As MRI technology continues to evolve toward more accessible, portable systems, deep learning-based reconstruction methods will play an increasingly important role in maintaining diagnostic image quality while reducing acquisition time and hardware complexity.


References

[1] Liang, J., Cao, J., Sun, G., Zhang, K., Van Gool, L., & Timofte, R. (2021). SwinIR: Image restoration using swin transformer. In Proceedings of the IEEE/CVF International Conference on Computer Vision (pp. 1833-1844).

[2] Wang, S., Su, Z., Ying, L., Peng, X., Zhu, S., Liang, F., ... & Liang, D. (2016). Accelerating magnetic resonance imaging via deep learning. In 2016 IEEE 13th International Symposium on Biomedical Imaging (ISBI) (pp. 514-517). IEEE.

[3] Hammernik, K., Klatzer, T., Kobler, E., Recht, M. P., Sodickson, D. K., Pock, T., & Knoll, F. (2018). Learning a variational network for reconstruction of accelerated MRI data. Magnetic Resonance in Medicine, 79(6), 3055-3071.

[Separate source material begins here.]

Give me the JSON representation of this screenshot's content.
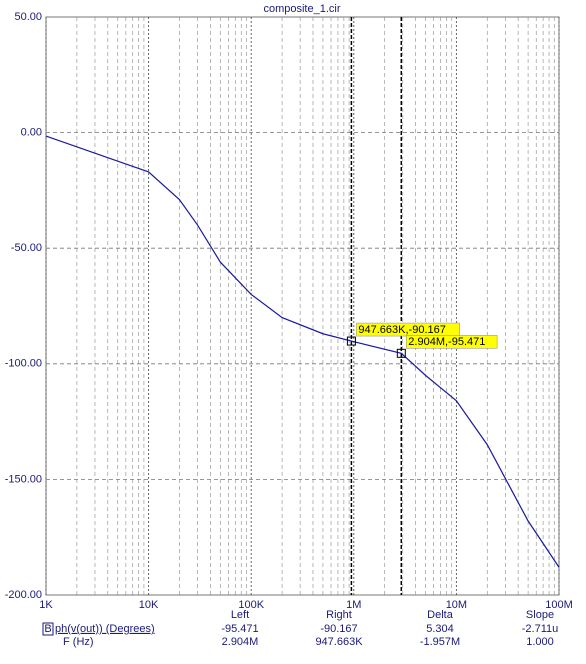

[4] Johnson, J., Alahi, A., & Fei-Fei, L. (2016). Perceptual losses for real-time style transfer and super-resolution. In European Conference on Computer Vision (pp. 694-711). Springer.

[5] Zhang, R., Isola, P., Efros, A. A., Shechtman, E., & Wang, O. (2018). The unreasonable effectiveness of deep features as a perceptual metric. In Proceedings of the IEEE Conference on Computer Vision and Pattern Recognition (pp. 586-595).

[6] Ding, K., Ma, K., Wang, S., & Simoncelli, E. P. (2020). Image quality assessment: Unifying structure and texture similarity. IEEE Transactions on Pattern Analysis and Machine Intelligence, 44(5), 2567-2581.

[7] Zbontar, J., Knoll, F., Sriram, A., Murrell, T., Huang, Z., Muckley, M. J., ... & Lui, Y. W. (2018). fastMRI: An open dataset and benchmarks for accelerated MRI. arXiv preprint arXiv:1811.08839.